Sandra Hagelin - Deltidsrapport

In Kosovo spring is slowly coming along, and warmer weather means that more and more people stay outside longer, talking, people-watching, and sipping coffee. Pristina, where I’m based, is a small city with just above 200,000 inhabitants yet a vibrant and lively city. Everywhere I go I meet friendly faces, and during my short time here I have met many new friends who are going out of their way to show me their city and their country.

A good part of my time is spent in and around the University of Prishtina, where I interview students on their perception on how a higher education affects their political confidence. The subject can be a little difficult to get youths to talk about, during my initial focus group discussion the participants informed me that just to mention politics instantly makes people think of party politics which is not happily discussed at a formal setting. There is a reluctance to discuss politics because many of the political parties are viewed as corrupt and few of the people I have met want to be associated with the parties. However, once I explain the broader concept of political participation and what political confidence means many have a lot to say.

Some of the struggles I had the first few weeks was feeling like a minor field study in Kosovo is quite superfluous; at a first glance Pristina is similar to many other capitals in Europe and life here is in some ways very much like life in a city in Sweden. There are plenty of hip coffee shops where young people (and others) tend to spend much of their days, there is for example a growing cultural scene and I have had the chance to listen to some of the up-coming artists during my time here. However, digging a little deeper one begins to notice some major issues. Corruption is high, spread out in the society, and quite often referred to as the main issue which is holding this country back. Segregation is still prominent in the society, although there are definitely exceptions where people, some of whom I have met, are actively seeking to change this. Most young people turn to university because there are few jobs available, yet they graduate with slim possibilities of acquiring a job within the sector of their study and unemployment among young people is an alarming 60%. No wonder that many people spend their time at coffee shops if there is no job to go to.

Meeting students has also proved difficult at times, some might consider the difference in time culture to be challenging but it’s actually mostly the fact that some students openly talk about their feelings of inferiority as a scholar which I find the most challenging. Although I understand that the quality of educational systems is very different between our two countries it’s sometimes hard to face that reality sitting across from a young person like myself who simply wants to have a chance at receiving a good education and the possibility to obtain a position based on achievements and not on connections.

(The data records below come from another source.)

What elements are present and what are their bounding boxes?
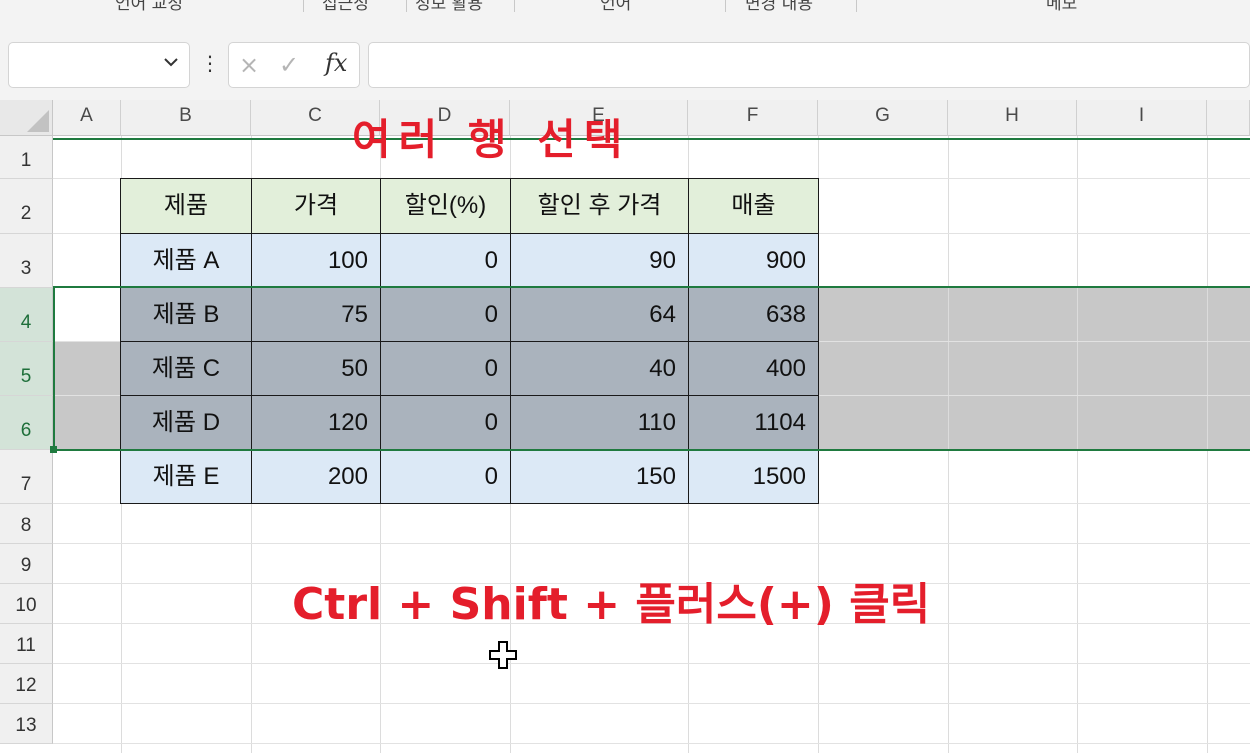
- row-header-7[interactable]: 7: [0, 450, 53, 504]
- column-header-g[interactable]: G: [818, 100, 948, 136]
- selection-outline: [53, 286, 1250, 451]
- cancel-icon[interactable]: ×: [239, 51, 259, 79]
- formula-input[interactable]: [368, 42, 1250, 88]
- row-header-9[interactable]: 9: [0, 544, 53, 584]
- row-header-4[interactable]: 4: [0, 288, 53, 342]
- table-cell[interactable]: 200: [251, 449, 381, 504]
- column-header-b[interactable]: B: [121, 100, 251, 136]
- plus-cursor-icon: [489, 641, 517, 669]
- table-header-cell[interactable]: 제품: [120, 178, 252, 234]
- table-cell[interactable]: 0: [380, 449, 511, 504]
- row-header-3[interactable]: 3: [0, 234, 53, 288]
- table-cell[interactable]: 100: [251, 233, 381, 288]
- row-header-6[interactable]: 6: [0, 396, 53, 450]
- more-options-icon[interactable]: ⋮: [200, 50, 220, 80]
- row-header-5[interactable]: 5: [0, 342, 53, 396]
- table-cell[interactable]: 150: [510, 449, 689, 504]
- gridline: [53, 543, 1250, 544]
- ribbon-group-accessibility[interactable]: 접근성: [322, 0, 369, 14]
- ribbon-group-proofing[interactable]: 언어 교정: [115, 0, 183, 14]
- ribbon-separator: [514, 0, 515, 12]
- table-cell[interactable]: 900: [688, 233, 819, 288]
- row-header-1[interactable]: 1: [0, 136, 53, 179]
- gridline: [53, 703, 1250, 704]
- annotation-title: 여러 행 선택: [352, 115, 631, 164]
- row-header-10[interactable]: 10: [0, 584, 53, 624]
- name-box[interactable]: [8, 42, 190, 88]
- ribbon-separator: [856, 0, 857, 12]
- row-header-11[interactable]: 11: [0, 624, 53, 664]
- selection-outline-top: [53, 138, 1250, 140]
- ribbon-group-insights[interactable]: 정보 활용: [415, 0, 483, 14]
- column-header-j[interactable]: [1207, 100, 1250, 136]
- table-cell[interactable]: 제품 E: [120, 449, 252, 504]
- insert-function-icon[interactable]: fx: [325, 49, 347, 77]
- ribbon-group-comments[interactable]: 메모: [1046, 0, 1077, 14]
- table-cell[interactable]: 1500: [688, 449, 819, 504]
- fill-handle[interactable]: [50, 446, 57, 453]
- table-cell[interactable]: 제품 A: [120, 233, 252, 288]
- column-header-h[interactable]: H: [948, 100, 1077, 136]
- ribbon-separator: [406, 0, 407, 12]
- ribbon-group-language[interactable]: 언어: [600, 0, 631, 14]
- row-header-8[interactable]: 8: [0, 504, 53, 544]
- row-header-2[interactable]: 2: [0, 179, 53, 234]
- row-header-13[interactable]: 13: [0, 704, 53, 744]
- formula-buttons: × ✓ fx: [228, 42, 360, 88]
- ribbon-separator: [725, 0, 726, 12]
- table-cell[interactable]: 90: [510, 233, 689, 288]
- table-header-cell[interactable]: 할인 후 가격: [510, 178, 689, 234]
- annotation-shortcut: Ctrl + Shift + 플러스(+) 클릭: [292, 579, 931, 630]
- select-all-button[interactable]: [0, 100, 53, 136]
- row-header-12[interactable]: 12: [0, 664, 53, 704]
- chevron-down-icon[interactable]: [163, 54, 179, 75]
- gridline: [53, 663, 1250, 664]
- column-header-a[interactable]: A: [53, 100, 121, 136]
- table-header-cell[interactable]: 할인(%): [380, 178, 511, 234]
- spreadsheet-window: 언어 교정 접근성 정보 활용 언어 변경 내용 메모 ⋮ × ✓ fx A B…: [0, 0, 1250, 753]
- ribbon-group-changes[interactable]: 변경 내용: [745, 0, 813, 14]
- ribbon-group-labels: 언어 교정 접근성 정보 활용 언어 변경 내용 메모: [0, 0, 1250, 36]
- formula-bar: ⋮ × ✓ fx: [0, 36, 1250, 100]
- gridline: [53, 743, 1250, 744]
- table-header-cell[interactable]: 가격: [251, 178, 381, 234]
- column-header-i[interactable]: I: [1077, 100, 1207, 136]
- table-cell[interactable]: 0: [380, 233, 511, 288]
- enter-icon[interactable]: ✓: [279, 51, 299, 79]
- table-header-cell[interactable]: 매출: [688, 178, 819, 234]
- column-header-f[interactable]: F: [688, 100, 818, 136]
- ribbon-separator: [303, 0, 304, 12]
- worksheet-grid[interactable]: A B C D E F G H I 1 2 3 4 5 6 7 8 9 10 1…: [0, 100, 1250, 753]
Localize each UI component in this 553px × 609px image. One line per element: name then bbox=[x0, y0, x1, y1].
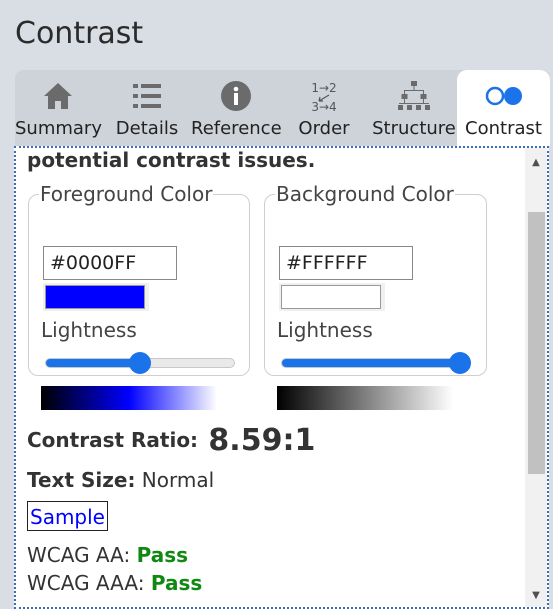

Yet, for every struggle there are many more positive experiences. Above all it’s the people I meet along the way. My contact person who ensures my time at the university is good. My neighbour who I meet for lunch from time to time and who tries to teach me some Albanian. Friends who invite me to coffee shops, for documentary screenings about the war, to pancake breakfast, or to guide me around the country. One girl took me to meet some Serbian orthodox monks she has been teaching English, a hopeful sight of integration. The monks offered interesting conversations, strong black tea, and the best cake I’ve tried so far. This is truly a welcoming city and a welcoming country.